GOODMAN: Hoping to get a closer view, Kim, her husband Tom, and I head out on the bay in search of whales. Two hundred feet from shore, Tom cuts the motor and the light chop of waves jostles our tiny craft. We soon realize we're not alone at here.

(A whale blows)

TILAS: We're seeing a mother and calf.

GOODMAN: Swimming up to greet us, the mother's broad shiny back looks like a Navy submarine surfacing, our boat a mere bath toy in comparison. Her calf seems equally curious, circling our boat.

(Blow sounds)

GOODMAN: Then the kelp gulls appear.

T. TILAS: There's an attack. He's landed right on the back of the animal and he's pecking, and the animal is reacting by arching his back and rolling.

GOODMAN: Suddenly a small black and white bird lands on the mother's back and rips a piece of skin out with its beak. In minutes, mother and calf are gone beneath the waves.

K. TILAS: It's got to be like a horse fly, where you don't really notice it, you don't notice it lands on you, and then all of a sudden it's, Ouch!

GOODMAN: Like some Alfred Hitchcock horror movie, the birds have turned bloodthirsty. And the rate of attacks is climbing steadily. So, why the change in behavior? Scientists think it could be a learned behavior that is being spread by word of mouth or beak through a gull population that's more than doubled in size in the past decade. And they think there's a human link in this new food chain.

(Gull calls)

GOODMAN: At the nearby Puerto Madryn City Dump, clouds of kelp gulls swarm around uncovered gravel pits full of rotting fish waste. The powerful stench attracts birds like flies to a carcass.

(Gull calls)

GOODMAN: This bonanza of free food is the leftovers of a booming fish-processing industry. The huge waste piles have caused an overpopulation of gulls, which is affecting not only whales but also other birds, such as terns and cormorants. Gulls prey on their chicks and compete for nesting sites. Flavio Quintana is a wildlife biologist with the Central Patagonia Research Center, a government-funded science institute.

QUINTANA: Unfortunately, we don't have a regulation for dump management. We don't really understand why the government doesn't take measures to control this dump.

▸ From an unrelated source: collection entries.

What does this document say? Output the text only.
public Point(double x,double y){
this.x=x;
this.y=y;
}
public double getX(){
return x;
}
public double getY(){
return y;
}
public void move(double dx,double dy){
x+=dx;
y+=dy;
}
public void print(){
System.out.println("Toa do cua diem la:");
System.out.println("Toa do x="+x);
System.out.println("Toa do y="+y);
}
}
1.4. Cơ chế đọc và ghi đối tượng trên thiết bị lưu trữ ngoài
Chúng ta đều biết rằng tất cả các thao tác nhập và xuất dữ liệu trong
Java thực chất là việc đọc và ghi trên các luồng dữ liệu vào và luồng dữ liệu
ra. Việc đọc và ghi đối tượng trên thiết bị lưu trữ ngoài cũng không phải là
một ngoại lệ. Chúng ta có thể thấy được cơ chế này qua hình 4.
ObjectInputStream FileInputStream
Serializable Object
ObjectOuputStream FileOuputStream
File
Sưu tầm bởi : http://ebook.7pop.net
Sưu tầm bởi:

GOODMAN: Dr. Quintana says he and his colleagues have written letters, but local officials have shown little interest in taking action. He says if the fish dumps were covered, the gull population would naturally balance itself out. Short of that, there's talk of shooting gulls as a last resort, but researchers don't even know if population control is the answer. It could be the perpetrators are only a few crafty individuals.

TILAS: What we're hoping to do, we've been trying to do for the last 2 years, is use an explosive net to go over the gull roosting areas so we can actually entrap 150 gulls at a time, and color them, mark them with different colors. And the study would proceed where at each roost area, scientists would watch what gulls were doing what. And if the red gull keeps going back to the whale and the other ones don't, we'll know that it's a learned behavior and we can deal with it from another angle.

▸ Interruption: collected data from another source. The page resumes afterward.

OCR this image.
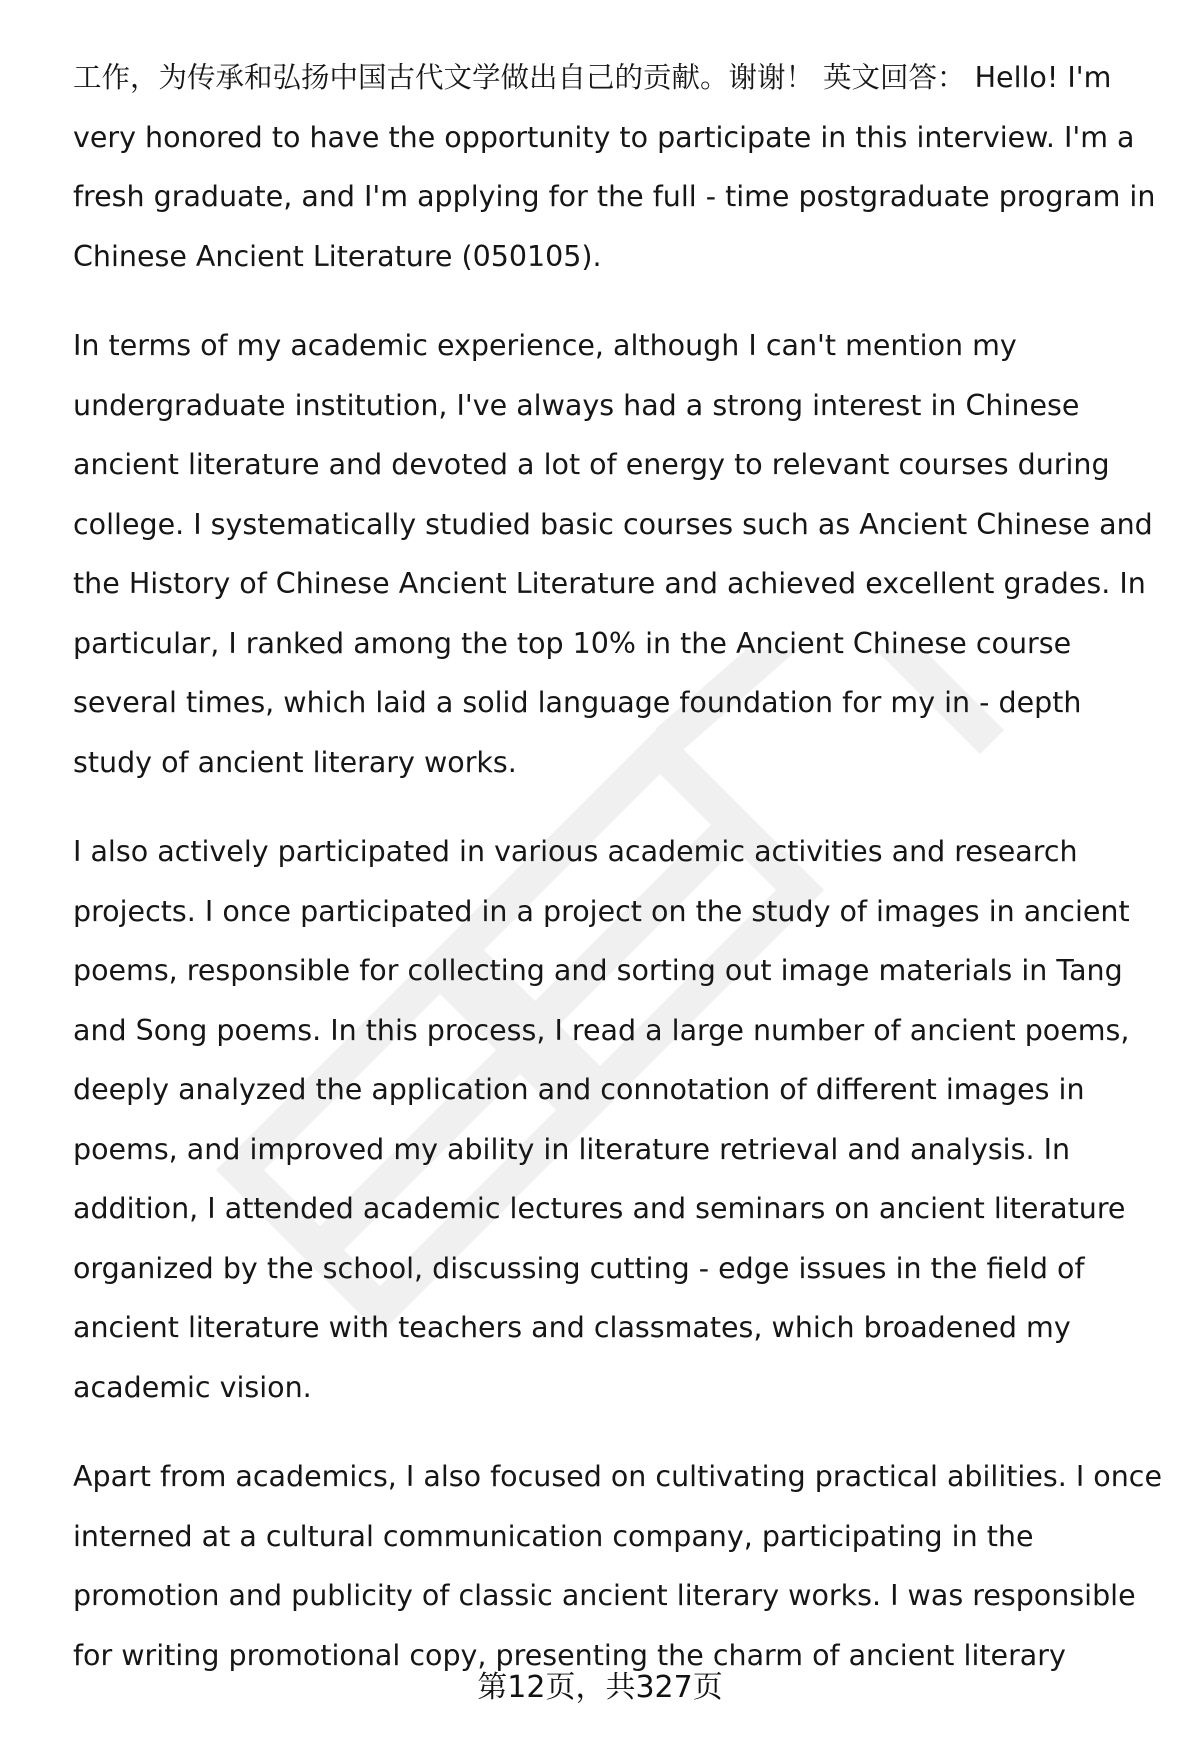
工作，为传承和弘扬中国古代文学做出自己的贡献。谢谢！ 英文回答： Hello! I'm very honored to have the opportunity to participate in this interview. I'm a fresh graduate, and I'm applying for the full - time postgraduate program in Chinese Ancient Literature (050105).

In terms of my academic experience, although I can't mention my undergraduate institution, I've always had a strong interest in Chinese ancient literature and devoted a lot of energy to relevant courses during college. I systematically studied basic courses such as Ancient Chinese and the History of Chinese Ancient Literature and achieved excellent grades. In particular, I ranked among the top 10% in the Ancient Chinese course several times, which laid a solid language foundation for my in - depth study of ancient literary works.

I also actively participated in various academic activities and research projects. I once participated in a project on the study of images in ancient poems, responsible for collecting and sorting out image materials in Tang and Song poems. In this process, I read a large number of ancient poems, deeply analyzed the application and connotation of different images in poems, and improved my ability in literature retrieval and analysis. In addition, I attended academic lectures and seminars on ancient literature organized by the school, discussing cutting - edge issues in the field of ancient literature with teachers and classmates, which broadened my academic vision.

Apart from academics, I also focused on cultivating practical abilities. I once interned at a cultural communication company, participating in the promotion and publicity of classic ancient literary works. I was responsible for writing promotional copy, presenting the charm of ancient literary

第12页，共327页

GOODMAN: But so far, the money for that research hasn't been found.

(More voices at whale watch. Woman: "There's the tail!")

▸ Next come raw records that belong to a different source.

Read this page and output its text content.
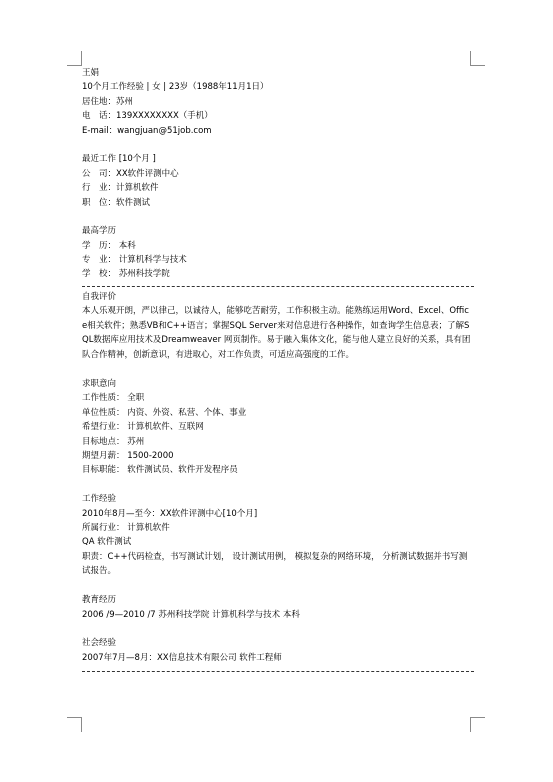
王娟
10个月工作经验 | 女 | 23岁（1988年11月1日）
居住地：苏州
电　话：139XXXXXXXX（手机）
E-mail：wangjuan@51job.com
最近工作 [10个月 ]
公　司：XX软件评测中心
行　业：计算机软件
职　位：软件测试
最高学历
学　历： 本科
专　业： 计算机科学与技术
学　校： 苏州科技学院
自我评价
本人乐观开朗，严以律己，以诚待人，能够吃苦耐劳，工作积极主动。能熟练运用Word、Excel、Office相关软件；熟悉VB和C++语言；掌握SQL Server来对信息进行各种操作，如查询学生信息表；了解SQL数据库应用技术及Dreamweaver 网页制作。易于融入集体文化，能与他人建立良好的关系，具有团队合作精神，创新意识，有进取心，对工作负责，可适应高强度的工作。
求职意向
工作性质： 全职
单位性质： 内资、外资、私营、个体、事业
希望行业： 计算机软件、互联网
目标地点： 苏州
期望月薪： 1500-2000
目标职能： 软件测试员、软件开发程序员
工作经验
2010年8月—至今：XX软件评测中心[10个月]
所属行业： 计算机软件
QA 软件测试
职责：C++代码检查，书写测试计划， 设计测试用例， 模拟复杂的网络环境， 分析测试数据并书写测试报告。
教育经历
2006 /9—2010 /7 苏州科技学院 计算机科学与技术 本科
社会经验
2007年7月—8月：XX信息技术有限公司 软件工程师
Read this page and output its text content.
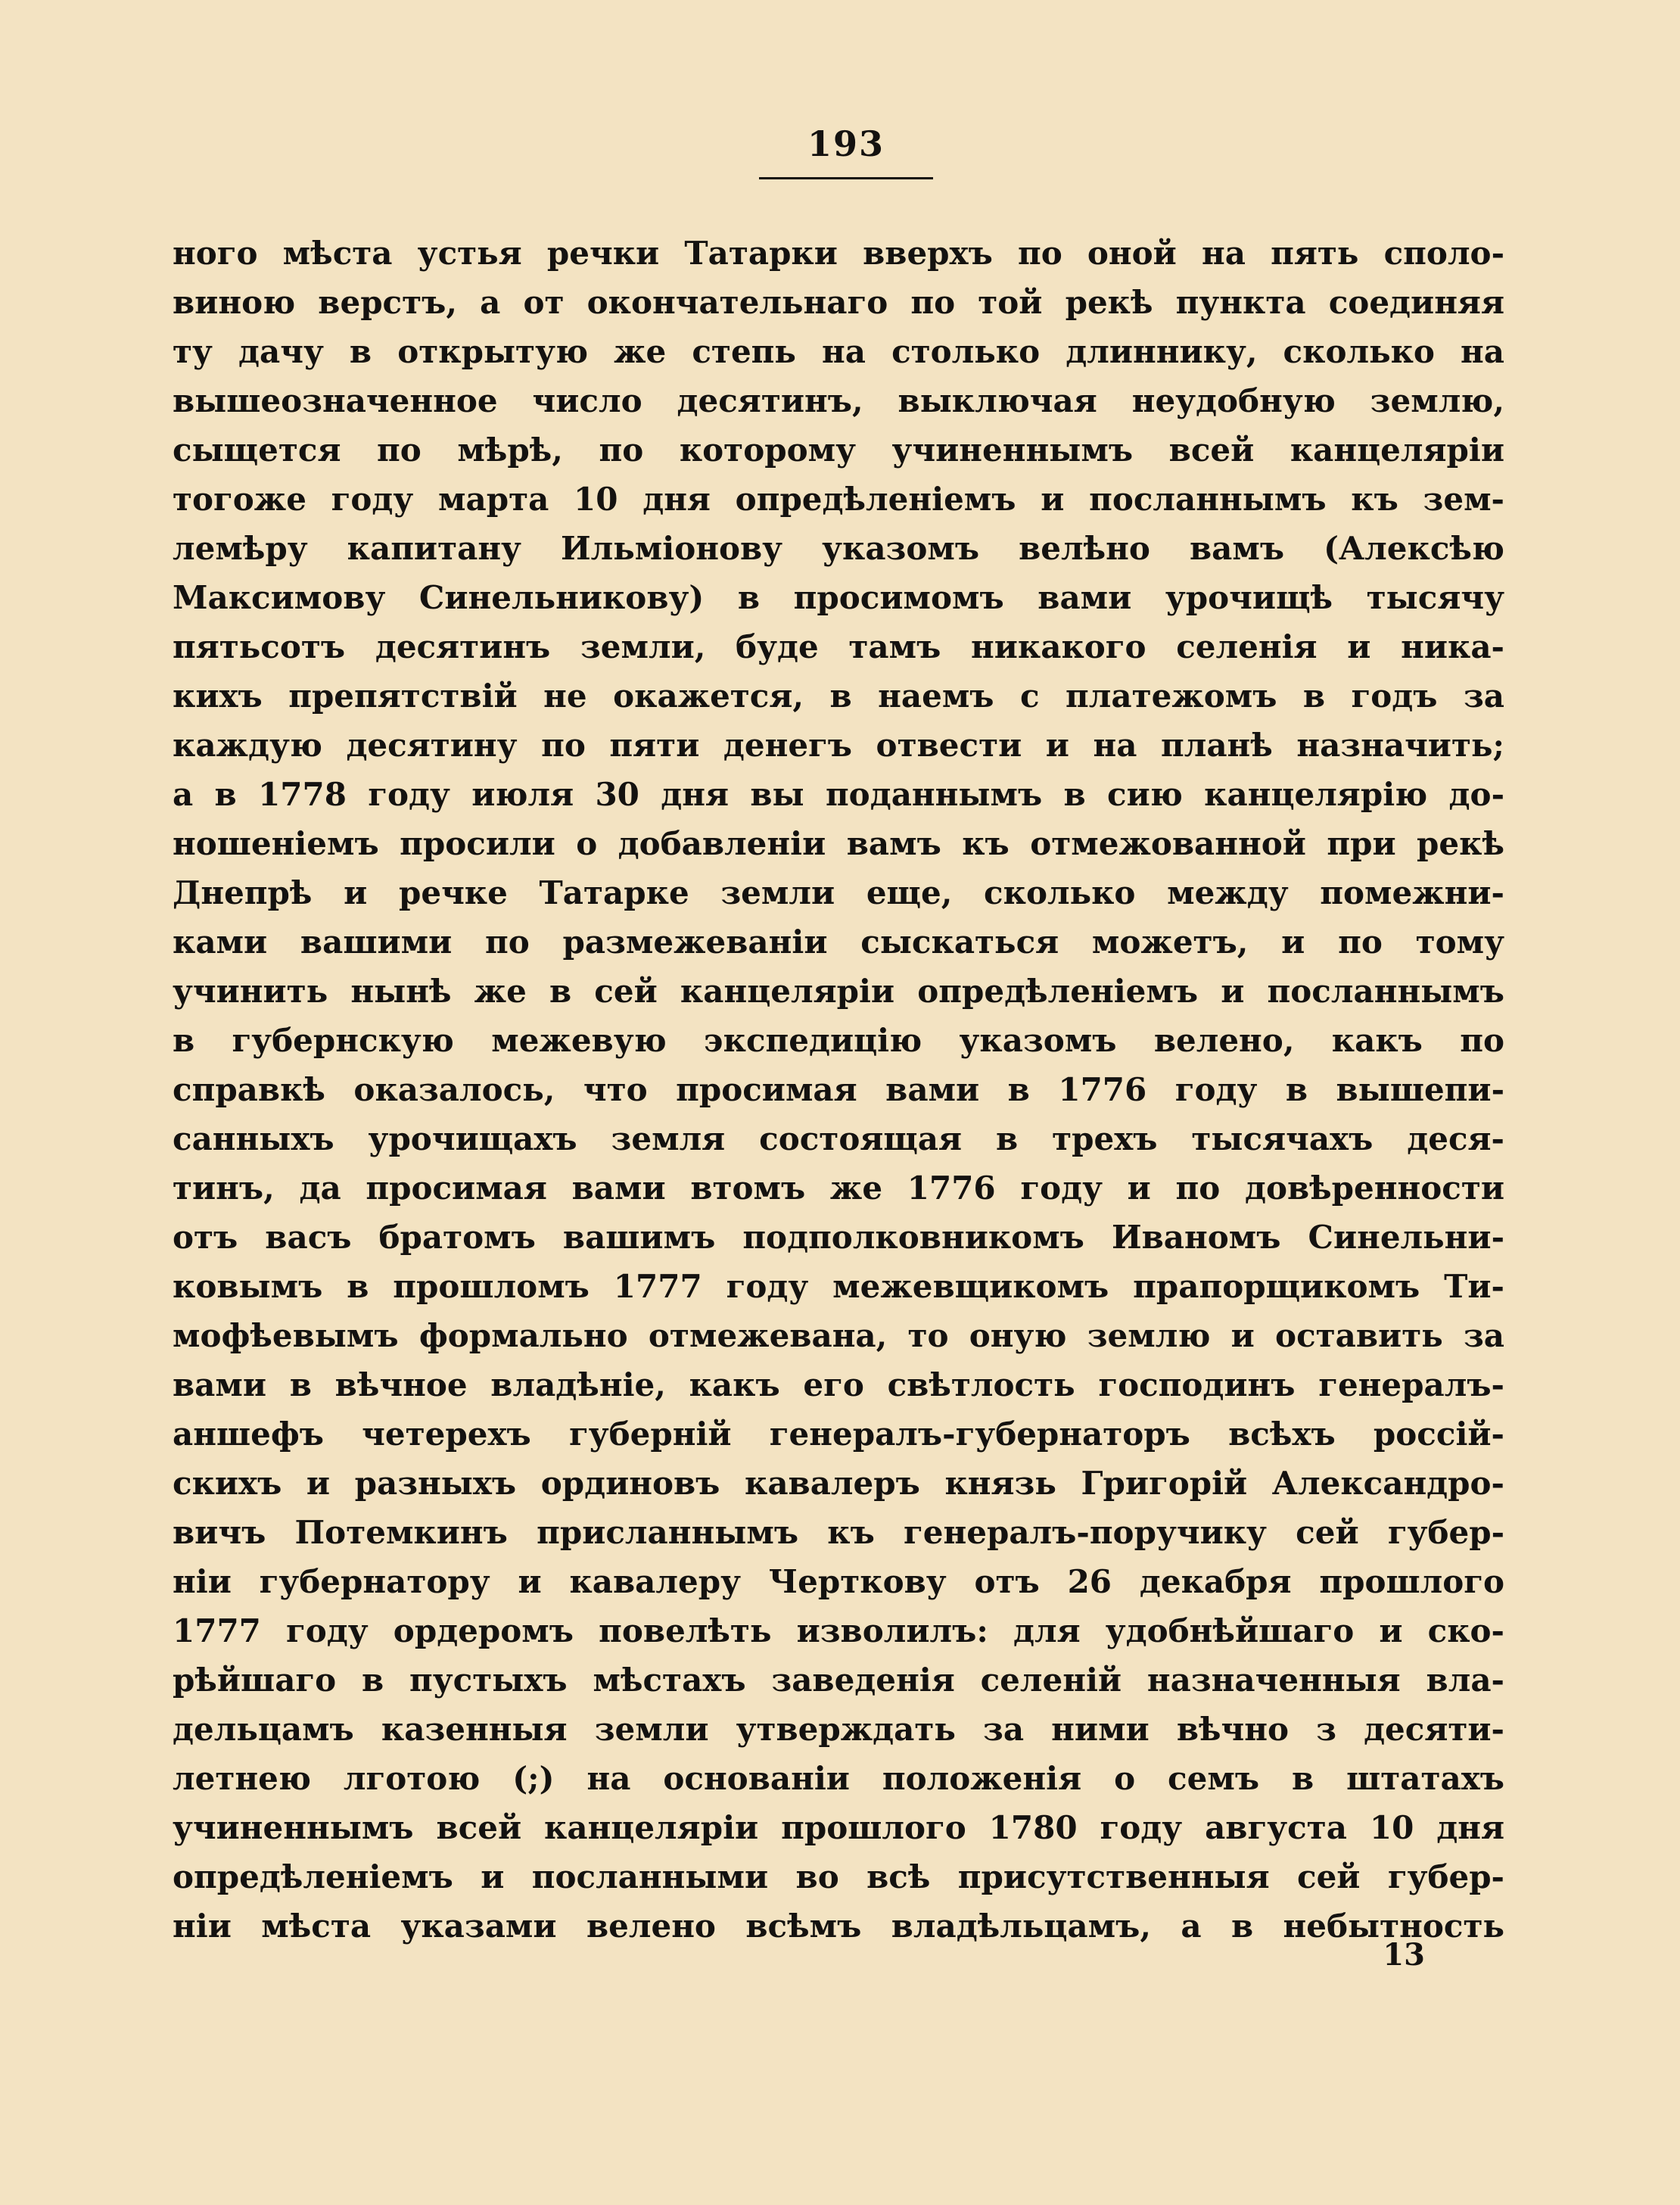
193
ного мѣста устья речки Татарки вверхъ по оной на пять споло-
виною верстъ, а от окончательнаго по той рекѣ пункта соединяя
ту дачу в открытую же степь на столько длиннику, сколько на
вышеозначенное число десятинъ, выключая неудобную землю,
сыщется по мѣрѣ, по которому учиненнымъ всей канцеляріи
тогоже году марта 10 дня опредѣленіемъ и посланнымъ къ зем-
лемѣру капитану Ильміонову указомъ велѣно вамъ (Алексѣю
Максимову Синельникову) в просимомъ вами урочищѣ тысячу
пятьсотъ десятинъ земли, буде тамъ никакого селенія и ника-
кихъ препятствій не окажется, в наемъ с платежомъ в годъ за
каждую десятину по пяти денегъ отвести и на планѣ назначить;
а в 1778 году июля 30 дня вы поданнымъ в сию канцелярію до-
ношеніемъ просили о добавленіи вамъ къ отмежованной при рекѣ
Днепрѣ и речке Татарке земли еще, сколько между помежни-
ками вашими по размежеваніи сыскаться можетъ, и по тому
учинить нынѣ же в сей канцеляріи опредѣленіемъ и посланнымъ
в губернскую межевую экспедицію указомъ велено, какъ по
справкѣ оказалось, что просимая вами в 1776 году в вышепи-
санныхъ урочищахъ земля состоящая в трехъ тысячахъ деся-
тинъ, да просимая вами втомъ же 1776 году и по довѣренности
отъ васъ братомъ вашимъ подполковникомъ Иваномъ Синельни-
ковымъ в прошломъ 1777 году межевщикомъ прапорщикомъ Ти-
мофѣевымъ формально отмежевана, то оную землю и оставить за
вами в вѣчное владѣніе, какъ его свѣтлость господинъ генералъ-
аншефъ четерехъ губерній генералъ-губернаторъ всѣхъ россій-
скихъ и разныхъ ординовъ кавалеръ князь Григорій Александро-
вичъ Потемкинъ присланнымъ къ генералъ-поручику сей губер-
ніи губернатору и кавалеру Черткову отъ 26 декабря прошлого
1777 году ордеромъ повелѣть изволилъ: для удобнѣйшаго и ско-
рѣйшаго в пустыхъ мѣстахъ заведенія селеній назначенныя вла-
дельцамъ казенныя земли утверждать за ними вѣчно з десяти-
летнею лготою (;) на основаніи положенія о семъ в штатахъ
учиненнымъ всей канцеляріи прошлого 1780 году августа 10 дня
опредѣленіемъ и посланными во всѣ присутственныя сей губер-
ніи мѣста указами велено всѣмъ владѣльцамъ, а в небытность
13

GOODMAN: Back on the tourist boat, groups of school children are ecstatic to be a few feet from a southern right whale. Right whales are making a slow recovery from the brink of extinction at the hands of whalers, but they're still in trouble from the indirect effects of human activity on the sea. Peninsula Valdes is one of only 2 places on Earth where these whales still come to give birth. And scientists working here fear that if something isn't done about the fish waste and the gulls it attracts, the whales could abandon Peninsula Valdes altogether. That could jeopardize their recovery and make scenes like this a thing of the past.

(Voices at whale watch)

GOODMAN: For Living on Earth, I'm Rachel Anne Goodman in Peninsula Valdez, Argentina.